R.H. Brown and M.W. Pugh, for plaintiff in error.
Bond Bond, for defendant in error.
The defendant city owned and operated a municipal light and power plant. From one of its lines the plaintiff received an electric shock which seriously injured him. He recovered a verdict and judgment therefor, and the defendant appeals.
The defendant's first contention is that the evidence was insufficient to sustain the finding that it was negligent. From the evidence the jury was warranted in believing the following to be the facts:
One of the defendant's main distributing lines was strung along an alley, such line being about 18 feet above the ground. One hundred feet south of this line was a dwelling house. The eaves of the house were eight or ten feet above the ground. A wire for the conducting of electricity was by the defendant connected with the main line in the alley and strung to the eaves of the house, where it was fastened to a knob. This service wire had been used for supplying former tenants of the house with electricity. For several years prior to the date of the injury the insulation on a strip of this service line had been worn off, so that for some little distance the naked wire was exposed.
The plaintiff, a boy about 11 years of age, lived in the house with his father and mother and half brother. His father rented the house from the owner. The family did not use electric current, and had never used it in that house. They had lived there about five months when the accident occurred. It is not shown how long it had been since any tenant in the house had used electricity. It is shown, however, that portions of the wire were uninsulated as long back as a year and a half prior to the accident.
On the day of the accident the plaintiff and his half brother, who was about the same age, were playing in the back yard near the vicinity of the service wire, which sagged possibly a foot at a point a few yards from the eaves of the house. The plaintiff was swinging a piece of old wire around him and over his head, and in the course of this play the wire which he was swinging touched the uninsulated part of the service wire above his head. The defendant's current thereby entered the boy's body, knocking him to the ground, rendering him unconscious for some while, and resulting in serious and permanent injuries, among which was the loss of an eye. We note the defendant's assertion that the boy had made a hook on the end of the wire which he was swinging, and that he received the shock as a result of reaching up and hooking the wire which he held onto that of the company. This appears to be more or less of an assumption of the defendant, since the record reveals that both boys testified that no hook was on the end of the wire, but that it bent when it struck the service line, and that the force of the blow caused the bending of the wire which the boy was swinging, which then caused it to hang on the service line. The defendant's witnesses testified that the manner of stringing this service line was in accord with the methods usually used by careful power companies, and that it is not the usual custom or practice of electric companies to maintain perfect insulation on service lines where they are attached to houses. These witnesses also testified that if service lines are attached to houses high enough to be beyond the reach of a person on the ground they are considered safe enough to meet the safety requirements of such companies.
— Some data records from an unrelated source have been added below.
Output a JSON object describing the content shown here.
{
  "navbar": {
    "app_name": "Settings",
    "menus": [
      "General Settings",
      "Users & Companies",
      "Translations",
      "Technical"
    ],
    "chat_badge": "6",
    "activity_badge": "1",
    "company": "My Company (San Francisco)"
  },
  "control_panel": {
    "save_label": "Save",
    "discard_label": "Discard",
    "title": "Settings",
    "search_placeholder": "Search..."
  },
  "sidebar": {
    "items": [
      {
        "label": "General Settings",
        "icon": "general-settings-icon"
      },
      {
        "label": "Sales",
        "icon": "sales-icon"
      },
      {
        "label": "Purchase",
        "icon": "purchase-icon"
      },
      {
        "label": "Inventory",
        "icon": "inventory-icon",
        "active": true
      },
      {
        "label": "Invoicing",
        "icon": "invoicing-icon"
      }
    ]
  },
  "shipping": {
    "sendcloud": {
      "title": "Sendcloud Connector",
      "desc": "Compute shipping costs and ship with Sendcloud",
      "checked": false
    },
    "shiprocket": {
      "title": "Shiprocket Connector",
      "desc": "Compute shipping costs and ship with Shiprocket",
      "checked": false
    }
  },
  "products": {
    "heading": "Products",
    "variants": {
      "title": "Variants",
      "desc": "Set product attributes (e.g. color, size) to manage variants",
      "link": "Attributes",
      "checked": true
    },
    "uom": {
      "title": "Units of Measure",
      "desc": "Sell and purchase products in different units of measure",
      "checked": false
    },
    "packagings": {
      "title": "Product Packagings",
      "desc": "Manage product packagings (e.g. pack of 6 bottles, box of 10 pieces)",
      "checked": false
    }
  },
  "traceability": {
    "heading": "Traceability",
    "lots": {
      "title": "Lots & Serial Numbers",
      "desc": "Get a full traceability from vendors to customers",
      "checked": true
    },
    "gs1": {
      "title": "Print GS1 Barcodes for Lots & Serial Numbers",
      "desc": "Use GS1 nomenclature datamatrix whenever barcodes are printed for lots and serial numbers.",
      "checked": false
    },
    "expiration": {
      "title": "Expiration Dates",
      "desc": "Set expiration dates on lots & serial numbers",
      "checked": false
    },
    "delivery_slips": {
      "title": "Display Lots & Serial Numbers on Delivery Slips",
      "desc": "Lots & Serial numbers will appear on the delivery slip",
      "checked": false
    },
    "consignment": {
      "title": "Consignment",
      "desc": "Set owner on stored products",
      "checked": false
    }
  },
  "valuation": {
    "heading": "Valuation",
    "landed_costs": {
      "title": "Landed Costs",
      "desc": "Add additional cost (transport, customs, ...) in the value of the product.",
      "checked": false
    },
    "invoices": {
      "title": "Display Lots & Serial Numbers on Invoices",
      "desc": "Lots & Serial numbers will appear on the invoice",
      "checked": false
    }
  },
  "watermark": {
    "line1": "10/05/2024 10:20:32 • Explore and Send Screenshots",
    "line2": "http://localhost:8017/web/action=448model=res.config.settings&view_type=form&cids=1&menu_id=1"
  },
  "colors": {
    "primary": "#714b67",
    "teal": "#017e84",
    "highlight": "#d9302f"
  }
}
The defendant argues that it observed the requisite degree of care in the premises by keeping the service line higher than a normal person's reach, since under such circumstances it was not reasonably to be anticipated that such an accident as is involved here would occur. The cases cited by the defendant, however, almost entirely involve instances where the plaintiff was a trespasser, or where the live wire was placed in some position which in the exercise of due care no person would be expected to reach, such as a wire strung under a bridge, or on the top of a house with no means of access thereto. It is manifest that such authorities, though in point, do not control this case.
Plainly speaking, the hub of the matter is whether the company should have anticipated that some person, free of negligence himself, might reasonably be expected to come into contact with the wire. Was the care commensurate with the danger? It is clear that such contact as might be made by an individual's body against the wire is not all that the company should have anticipated, but that in addition thereto it should have anticipated that people sometimes carry objects which extend above their own reach, which objects themselves are conductors of electricity. Eight feet is not high; there are many tools, instruments of repair, implements and other articles used daily in connection with the maintenance and upkeep of a house and its surroundings which easily extend more than eight feet into the air, when carried upright by a person of average size. The electric company is charged with anticipating such reasonable contingency. See discussion of this point in Duncan Electric Ice Co. v. Chrisman, 59 Okla. 67, 157 P. 1031, at 1033.
It should have been anticipated that children live in dwelling houses and that they play in the back yards thereof. It is common knowledge that children play quite vigorously, and certainly true that a boy of 11 years will swing wires, ropes, and, for that matter, almost anything that can be swung. If the custom of the defendant company, and others distributing electricity, was to permit such wires to remain uninsulated within eight or ten feet of the ground, where children were playing, we say that the jury was eminently correct in refusing to be guided by such custom when deciding what constituted the proper degree of care in the premises. Whoever uses a highly destructive agency, such as electricity, is held to a correspondingly high degree of care. Care in this sense may mean more than mere mechanical skill; it includes circumspection and foresight with regard to reasonably probable contingencies. City of Durant v. Allen, 67 Okla. 1, 168 P. 205.
It is not shown with certainty just what entered the body of the boy. There was a 110-volt line in the alley, and also a line of much higher voltage. Ordinarily the voltage which would have gone into the house for lighting purposes would have been 110. However, the exact amount of voltage is not important, if the amount received by the injured person was sufficient to cause serious harm. In Duncan Electric Ice Co. v. Chrisman, supra, we held that:
"It is negligence for an electric light company to maintain in the streets of a city a 'primary wire' carrying a high voltage of electricity without having such primary wire insulated."
In Ladow v. O. G. E. Co., 28 Okla. 15, 119 P. 250, it was held that where an electric light company is using a current so powerful that contact with its appliances and wires is dangerous to life and limb, it owes a duty to one, not a wanton trespasser, who in the pursuit of a lawful occupation is where he has a legal right to be and is liable to come in contact with the wires, to so insulate them as to render them harmless.
Defendant also contends that the evidence shows plaintiff guilty of contributory negligence, barring his recovery. The argument in support of this contention is somewhat indefinite, and it is difficult to ascertain exactly upon what basis the defendant places this contention. The trial court properly instructed the jury on the theory of contributory negligence, as applied to children in actions of this kind. In finding against the defendant on this issue the jury evidently concluded that the conduct of plaintiff was such as would normally be expected from a child of his age, under the circumstances. The plaintiff was of course in a place where he had a right to be, and was engaged in a lawful pastime, — one, we may say, which was normal for his age. The contact with the live wire appears to have been wholly accidental, in the sense that it was not sought by the plaintiff. The plaintiff and his companion testified that they did not know the wire was charged with electricity, and in view of the fact that no electric current was being furnished the house, this was a reasonable belief in a child of that age. The evidence reasonably sustains the finding of the jury that the plaintiff was not guilty of contributory negligence, as that term is defined in its application to children.
Finally, the defendant complains of the court's refusal to give two requested instructions to the jury. It is unnecessary to discuss this assignment at length. One of said requested instructions, when considered in reference to the facts of the case, would have stated the law more favorably to defendant than is justified by the authorities. The principle of law sought to be impressed upon the jury by this requested instruction was, to the extent authorized, properly announced to the jury in the instructions which were given by the court, as was also the remaining requested instruction, in substance though in other words.
We find no error in the proceedings. The judgment is affirmed.
McNEILL, C. J., OSBORN, V. C. J., and BAYLESS and CORN, JJ., concur.